If nothing else, Slate’s “Dear Prudence” is always good for a laugh as clueless people write in for relationship or etiquette advice and then they get SHUT THE HELL DOWN by Prudie. Take this fine entry from last week’s column in which a married woman with children pondered whether or not she should expose an affair she had with a married man years earlier, who was now running for political office on a conservative platform she found offensive — even though it meant jeopardizing her own marriage. I’ll spare Prudie’s response in lieu of my favorite gif ever.

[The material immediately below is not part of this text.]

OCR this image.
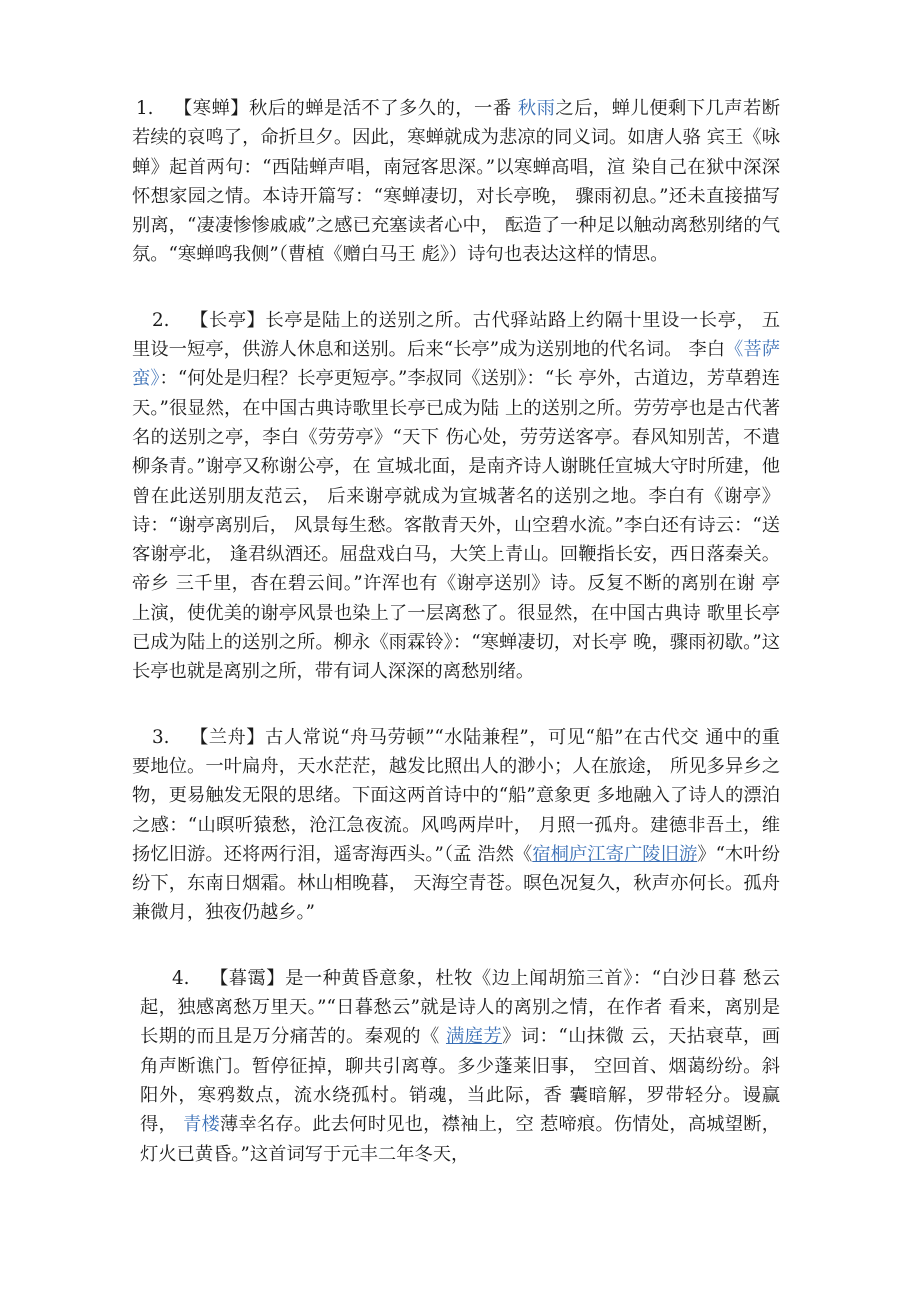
1. 【寒蝉】秋后的蝉是活不了多久的，一番 秋雨之后，蝉儿便剩下几声若断若续的哀鸣了，命折旦夕。因此，寒蝉就成为悲凉的同义词。如唐人骆 宾王《咏蝉》起首两句：“西陆蝉声唱，南冠客思深。”以寒蝉高唱，渲 染自己在狱中深深怀想家园之情。本诗开篇写：“寒蝉凄切，对长亭晚， 骤雨初息。”还未直接描写别离，“凄凄惨惨戚戚”之感已充塞读者心中， 酝造了一种足以触动离愁别绪的气氛。“寒蝉鸣我侧”（曹植《赠白马王 彪》）诗句也表达这样的情思。

2. 【长亭】长亭是陆上的送别之所。古代驿站路上约隔十里设一长亭， 五里设一短亭，供游人休息和送别。后来“长亭”成为送别地的代名词。 李白《菩萨蛮》：“何处是归程？长亭更短亭。”李叔同《送别》：“长 亭外，古道边，芳草碧连天。”很显然，在中国古典诗歌里长亭已成为陆 上的送别之所。劳劳亭也是古代著名的送别之亭，李白《劳劳亭》“天下 伤心处，劳劳送客亭。春风知别苦，不遣柳条青。”谢亭又称谢公亭，在 宣城北面，是南齐诗人谢眺任宣城大守时所建，他曾在此送别朋友范云， 后来谢亭就成为宣城著名的送别之地。李白有《谢亭》诗：“谢亭离别后， 风景每生愁。客散青天外，山空碧水流。”李白还有诗云：“送客谢亭北， 逢君纵酒还。屈盘戏白马，大笑上青山。回鞭指长安，西日落秦关。帝乡 三千里，杳在碧云间。”许浑也有《谢亭送别》诗。反复不断的离别在谢 亭上演，使优美的谢亭风景也染上了一层离愁了。很显然，在中国古典诗 歌里长亭已成为陆上的送别之所。柳永《雨霖铃》：“寒蝉凄切，对长亭 晚，骤雨初歇。”这长亭也就是离别之所，带有词人深深的离愁别绪。

3. 【兰舟】古人常说“舟马劳顿”“水陆兼程”，可见“船”在古代交 通中的重要地位。一叶扁舟，天水茫茫，越发比照出人的渺小；人在旅途， 所见多异乡之物，更易触发无限的思绪。下面这两首诗中的“船”意象更 多地融入了诗人的漂泊之感：“山暝听猿愁，沧江急夜流。风鸣两岸叶， 月照一孤舟。建德非吾土，维扬忆旧游。还将两行泪，遥寄海西头。”（孟 浩然《宿桐庐江寄广陵旧游》“木叶纷纷下，东南日烟霜。林山相晚暮， 天海空青苍。暝色况复久，秋声亦何长。孤舟兼微月，独夜仍越乡。”

4. 【暮霭】是一种黄昏意象，杜牧《边上闻胡笳三首》：“白沙日暮 愁云起，独感离愁万里天。”“日暮愁云”就是诗人的离别之情，在作者 看来，离别是长期的而且是万分痛苦的。秦观的《 满庭芳》词：“山抹微 云，天拈衰草，画角声断谯门。暂停征掉，聊共引离尊。多少蓬莱旧事， 空回首、烟蔼纷纷。斜阳外，寒鸦数点，流水绕孤村。销魂，当此际，香 囊暗解，罗带轻分。谩赢得， 青楼薄幸名存。此去何时见也，襟袖上，空 惹啼痕。伤情处，高城望断，灯火已黄昏。”这首词写于元丰二年冬天，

So, while I thought that was one of the most ill advised Dear Prudence columns I’ve ever read, this week’s takes the cake. Please, please, please let this turn out to be a hoax:

I live in one of the wealthiest neighborhoods in the country, but on one of the more “modest” streets—mostly doctors and lawyers and family business owners. (A few blocks away are billionaires, families with famous last names, media moguls, etc.) I have noticed that on Halloween, what seems like 75 percent of the trick-or-treaters are clearly not from this neighborhood. Kids arrive in overflowing cars from less fortunate areas. I feel this is inappropriate. Halloween isn’t a social service or a charity in which I have to buy candy for less fortunate children. Obviously this makes me feel like a terrible person, because what’s the big deal about making less fortunate kids happy on a holiday? But it just bugs me, because we already pay more than enough taxes toward actual social services. Should Halloween be a neighborhood activity, or is it legitimately a free-for-all in which people hunt down the best candy grounds for their kids?

—Halloween for the 99 Percent

Did she really sign off “Halloween for the 99 Percent?” I think she really did that. You can read the whole response here, but basically Prudie tells her to stop being such an entitled dickhead. Maybe “Halloween for the 99 Percent” will bring her next hard take to a different advice columnist. “Dear so and so, our corporate office keeps insisting that we contribute to this ‘Toys for Tots’ charity drive, and I don’t want to sound selfish, but I already buy toys for my own children. Shouldn’t taxpayer money cover this sort of thing? —Literally the Grinch.”